One of the travesties of 1950s-era urban planning was the “superblock”, where cities disrupted the regular street grid to build large towers surrounded by windswept plazas. Most of these superblocks are now recognized as mistakes, such as Boston’s City Hall Plaza, a huge barren space nearly empty all year round, and the World Trade Center superblock, where part of the old grid has already been restored including a little park.

But up at Park West Village, a residential superblock originally built by Robert Moses as an “urban renewal” project (replacing 4,212 apartments in lower height buildings with 2,662 apartments in large, impersonal towers), residents opposed to new development actually cite the superblock as an argument against change. The owner of the property wants to redevelop some retail space, and recently kicked out a C-Town, a low-cost supermarket, to build nicer, shinier retail spaces and a tall residential tower.

Speak-Out Against 'The Spike'! ... This huge structure would cut off access to Columbus Avenue for 784, 768 and 792, and add a road somewhere, thus splitting the original village in two and dismantling the superblocks and our sense of community.

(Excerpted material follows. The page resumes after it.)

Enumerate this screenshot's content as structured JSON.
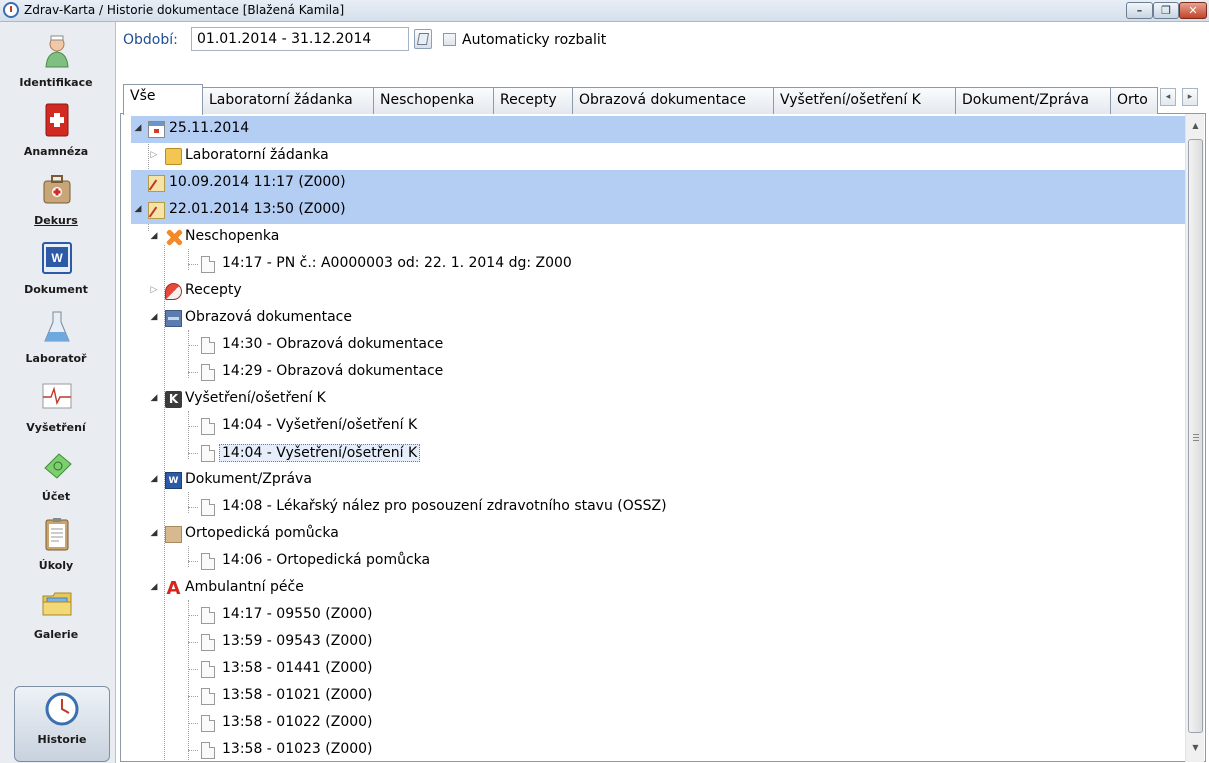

I certainly think this community group has many valid points. The zoning ought to require a significant amount of low- and middle-income housing on the site, and discourage replacing affordable supermarkets with smaller, upscale ones. I don’t know enough about the plan to be able to judge the issue of cutting off access to Columbus, but a superblock is not something to be preserved, and the drawing here looks nice, from an architectural standpoint - it creates a continuous street wall with retail exposure, encouraging street activity.

Much of this construction will replace a parking lot, and parking lots neither build a sense of community, nor provide trees, nor generate more affordable housing. A tall tower could provide affordable housing, though the city needs to make sure it does. The residents surely have many valid concerns, and should be listened to in the planning process. I just wish that just because they live in an example of urban planning’s least glorious ideas, that they wouldn’t argue that everything that makes urban renewal projects awful is actually a great, important asset to the community that must be preserved.